7    Jul 20100 Kommentare

Ein Dorf mit genetischem Fingerabdruck?

Kann man anhand eines Genprofils den Wohnort seiner Vorfahren bestimmen? Klingt eigenartig, aber könnte vielleicht wirklich mal so sein! Jim Wilson, von der Universität Edinburgh und seine Mitarbeiter wagten es, die Herkunft einzelner Bewohner durch einen Gentest zu erraten. In Wilson's Studie im European Journal of Human Genetics genügte ein einfacher Gentest, um die Herkunft von Dorfbewohnern zu bestimmen.

Gerade in den regenreichen Inseln vor Schottland oder in den einsamen Tälern der italienischen Alpen lebte die Bevölkerung bis in die jüngste Vergangenheit zurückgezogen, mit wenig Kontakt zur Außenwelt. Man verheiratete sich bevorzugt mit Menschen aus dem gleichen Dorf oder der unmittelbaren Nachbarschaft. Die Folge: eine gewisse genetische Homogenität. Frühere Studien hatten gezeigt, dass nicht alleine der Dialekt von Dorf zu Dorf leicht variiere. Auch das Erbgut unterscheide sich sehr. So wettete Wilson, dass er die Herkunft der Bewohner erraten könne.
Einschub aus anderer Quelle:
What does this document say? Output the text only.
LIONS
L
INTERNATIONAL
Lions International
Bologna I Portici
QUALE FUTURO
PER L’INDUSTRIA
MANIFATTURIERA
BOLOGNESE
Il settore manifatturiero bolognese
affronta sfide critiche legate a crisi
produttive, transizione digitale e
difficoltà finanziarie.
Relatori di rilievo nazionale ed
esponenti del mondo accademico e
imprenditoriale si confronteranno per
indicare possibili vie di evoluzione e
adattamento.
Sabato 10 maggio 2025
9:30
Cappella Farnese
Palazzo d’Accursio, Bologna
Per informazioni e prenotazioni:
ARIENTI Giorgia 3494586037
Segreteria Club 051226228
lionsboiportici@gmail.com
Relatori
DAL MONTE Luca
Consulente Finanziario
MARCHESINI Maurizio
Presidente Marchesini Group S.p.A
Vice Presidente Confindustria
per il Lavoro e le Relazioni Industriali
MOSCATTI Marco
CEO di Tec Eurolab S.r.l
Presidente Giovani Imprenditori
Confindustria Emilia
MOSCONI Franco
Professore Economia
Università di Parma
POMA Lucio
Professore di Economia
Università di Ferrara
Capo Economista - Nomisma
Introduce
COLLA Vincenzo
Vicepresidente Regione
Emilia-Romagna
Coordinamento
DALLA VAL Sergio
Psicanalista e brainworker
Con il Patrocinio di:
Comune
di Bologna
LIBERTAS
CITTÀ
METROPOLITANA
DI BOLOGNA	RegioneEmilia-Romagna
Voraussetzungen der Wette: Bei den Studienteilnehmern mussten alle vier Großeltern aus ein und demselben Dorf stammen. Außerdem durfte dieses nicht mehr als 8 bis 30 km von dem jetzigen Wohnort des Nachfahren entfernt sein.

Ergebnis: Bei den Bewohnern des italienischen Alpentals konnte er zu 100 Prozent die Herkunft vorhersagen. Bei den schottischen Inselbewohnern betrug die Trefferquote 96 Prozent!

Wilson wagt nun die nächste Vorhersage: auch für Städter wird man zukünftig, mithilfe eines Genprofils, den Wohnort ihrer Vorfahren bestimmen lassen können.

Na, da sind wir ja schon mal gespannt!